Samenvattend kan gesteld worden dat het stadscentrum weinig wijzigingen ondergaat en haar middeleeuwse karakter behoudt. Er wonen zowel paupers als beter begoeden. Wel wordt de slachthuiswijk stilaan gesaneerd vanaf 1903. Het oosten van de stad krijgt na 1860 een overwegend burgelijk-residentieel karakter, terwijl de nieuwe bebouwing in het zuiden vanaf 1900 overwegend een bediendenwoonzone is. Het westen en het noorden worden daarentegen gekenmerkt door de aanwezigheid van vele kleine arbeiderswijken. Er is echter geen sprake van homogene stadsbuurten. Zo zijn er in het oosten en het zuiden een aantal arbeiderswijken, terwijl ook het noorden en het westen een deel van de burgerij huisvest, en dit vooral langs de grote straten. Vanaf 1898 worden over heel de stad sociale woningen gebouwd. Toch zou het belang van de sociale woningbouw vóór de Eerste Wereldoorlog beperkt blijven. Vooral het noorden en het oosten van de stad zijn grotendeels bebouwd, in het westen en het zuiden bevindt er zich nog veel meer open ruimte[327].

 

 

6.2   Ruimtelijke aspecten van de Leuvense voedingshandel

 

            Het geografische patroon van de voedingshandel in Leuven wordt op drie manieren benaderd. Allereerst wordt de stad in vijf sectoren onderverdeeld -centrum, noord, oost, zuid en west- om na te gaan hoeveel voedingshandels er zich in welke zone bevinden. Ten tweede wordt nagegaan hoeveel winkels zich in de grote straten en pleinen bevinden. Uiteindelijk wordt op zoek gegaan naar specifieke concentraties binnen de stad. Deze gegevens worden telkens berekend voor de jaren 1860, 1880 en 1908.

 

a.) De inplanting in de stad

 

            Eerst wordt nagegaan in welke zones de meeste winkels gevestigd zijn en hoe dit patroon wijzigt doorheen de tijd. Daartoe moet de stad in sectoren worden opgedeeld. Er zijn vijf zones te onderscheiden: het centrum en een noordelijke, oostelijke, zuidelijke en westelijke zone[328]. De noordelijke zone bevindt zich tussen de lijn Brouwersstraat-Donkerstraat en de Diestsestraat, de oostelijke zone tussen de Diestsestraat en de lijn Parkstraat-Naamsestraat. Het zuidelijke deel van de stad ligt tussen deze lijn en de Kapucijnenvoer en het westelijke deel tussen de Kapucijnenvoer en de Brouwersstraat-Donkerstraat. De eerstvernoemde straat wordt telkens bij het respectievelijke stadsdeel geteld. Het stadscentrum komt nagenoeg overeen met de eerste ringmuur van de stad, die reeds in de veertiende eeuw volgebouwd was en die nog steeds een middeleeuws karakter heeft[329]. Ze wordt gevormd door de ring tussen de volgende straten: Ramberg - de Beriotstraat (ook Kattenstraat) - Tiensestraat - Hooverplein (Graanmarkt) - Ladeuzeplein (Volksplein) - Vital Decosterstraat (Marengo-, Wezenstraat en Aardappelmarkt) - de strook tussen de Vaartstraat en de Mechelsestraat - Lei - de strook tussen Brusselsestraat en Minderbroedersstraat - strook tussen Minderbroedersstraat en Damiaanplein (Sint-Antoniusplaats of Varkensmarkt)[330].

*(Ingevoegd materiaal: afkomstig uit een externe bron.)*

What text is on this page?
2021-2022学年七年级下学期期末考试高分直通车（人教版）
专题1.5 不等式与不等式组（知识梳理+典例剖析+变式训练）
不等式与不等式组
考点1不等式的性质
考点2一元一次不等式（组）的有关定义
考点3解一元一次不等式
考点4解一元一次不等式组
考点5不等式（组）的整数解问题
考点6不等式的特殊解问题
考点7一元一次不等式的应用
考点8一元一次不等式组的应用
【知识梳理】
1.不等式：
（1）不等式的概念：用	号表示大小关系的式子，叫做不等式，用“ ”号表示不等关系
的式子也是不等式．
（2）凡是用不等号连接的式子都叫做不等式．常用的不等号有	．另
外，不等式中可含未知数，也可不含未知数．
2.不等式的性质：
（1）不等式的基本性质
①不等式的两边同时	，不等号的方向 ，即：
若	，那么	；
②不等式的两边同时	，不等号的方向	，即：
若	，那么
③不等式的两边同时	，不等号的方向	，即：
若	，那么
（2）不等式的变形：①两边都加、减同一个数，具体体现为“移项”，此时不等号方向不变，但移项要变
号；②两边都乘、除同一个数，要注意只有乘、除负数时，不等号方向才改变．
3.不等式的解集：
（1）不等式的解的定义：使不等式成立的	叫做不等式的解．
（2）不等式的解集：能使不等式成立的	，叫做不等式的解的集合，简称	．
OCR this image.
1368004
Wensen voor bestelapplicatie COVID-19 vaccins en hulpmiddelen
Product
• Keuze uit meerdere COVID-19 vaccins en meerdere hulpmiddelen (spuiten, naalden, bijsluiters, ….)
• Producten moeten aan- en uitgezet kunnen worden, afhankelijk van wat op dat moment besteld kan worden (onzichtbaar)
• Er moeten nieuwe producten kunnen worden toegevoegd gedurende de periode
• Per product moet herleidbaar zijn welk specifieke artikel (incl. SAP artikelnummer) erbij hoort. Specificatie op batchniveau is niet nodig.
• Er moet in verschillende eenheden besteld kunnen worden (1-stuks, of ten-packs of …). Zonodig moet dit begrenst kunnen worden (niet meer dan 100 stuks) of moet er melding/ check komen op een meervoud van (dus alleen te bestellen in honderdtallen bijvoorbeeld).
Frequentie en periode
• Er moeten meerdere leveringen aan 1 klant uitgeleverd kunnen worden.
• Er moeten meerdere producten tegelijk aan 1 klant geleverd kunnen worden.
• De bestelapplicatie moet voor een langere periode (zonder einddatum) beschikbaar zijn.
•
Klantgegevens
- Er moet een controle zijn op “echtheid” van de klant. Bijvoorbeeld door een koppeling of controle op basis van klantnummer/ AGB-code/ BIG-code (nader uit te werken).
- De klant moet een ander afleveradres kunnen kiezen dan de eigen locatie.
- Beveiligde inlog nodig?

            Sommige straten worden echter door deze opdeling in twee stukken verdeeld. Het komt er dus op aan uit te zoeken welke huisnummers men tot welke zone moet rekenen. Op basis van de Atlas van het oude Leuven van Meulemans is het mogelijk na te gaan hoeveel panden er zich langs deze straten bevinden. Aldus wordt de volgende opdeling bekomen[331].

 

Tabel 14   Aantal panden langs de grote uitvalswegen die tot het centrum behoren

Bron: Meulemans, Atlas van het oude Leuven. Eigen berekening.

 

            Wanneer het totaal aantal voedingswinkels bekeken wordt, blijkt dat in 1860 bijna de helft daarvan zich in het centrum bevindt. Zoals verwacht zijn er ook in het oosten en het noorden van de stad heel wat winkels; dit is minder het geval in het zuiden en het westen. Twintig jaar later is het leeuwendeel van de voedingswinkels nog steeds in het stadscentrum gevestigd. Het oosten telt nog meer winkels, terwijl het relatieve en absolute aantal winkels in het zuiden en het westen enigszins daalt. Maar tegen 1908 zijn er duidelijker verschuivingen waar te nemen. Hoewel de meerderheid van de winkels zich nog steeds centraal bevinden, daalt het relatieve aantal van de in het centrum gelegen winkels gevoelig. Meer dan een kwart van de voedingswinkels zijn nu in het oosten van Leuven gelegen. Relatief gezien kennen het noorden en het zuiden een lichte daling; in het westen zijn er plots veel meer winkels dan in 1880. In absolute aantallen valt een sterke stijging op van het aantal winkels in alle geografische zones tussen 1880 en 1908. Alles bij elkaar is er in vergelijking met 1860 een duidelijk betere spreiding van de voedingswinkels in 1908.

 

Tabel 15   Verdeling voedingswinkels over Leuven in relatieve en absolute aantallen (1860-1908)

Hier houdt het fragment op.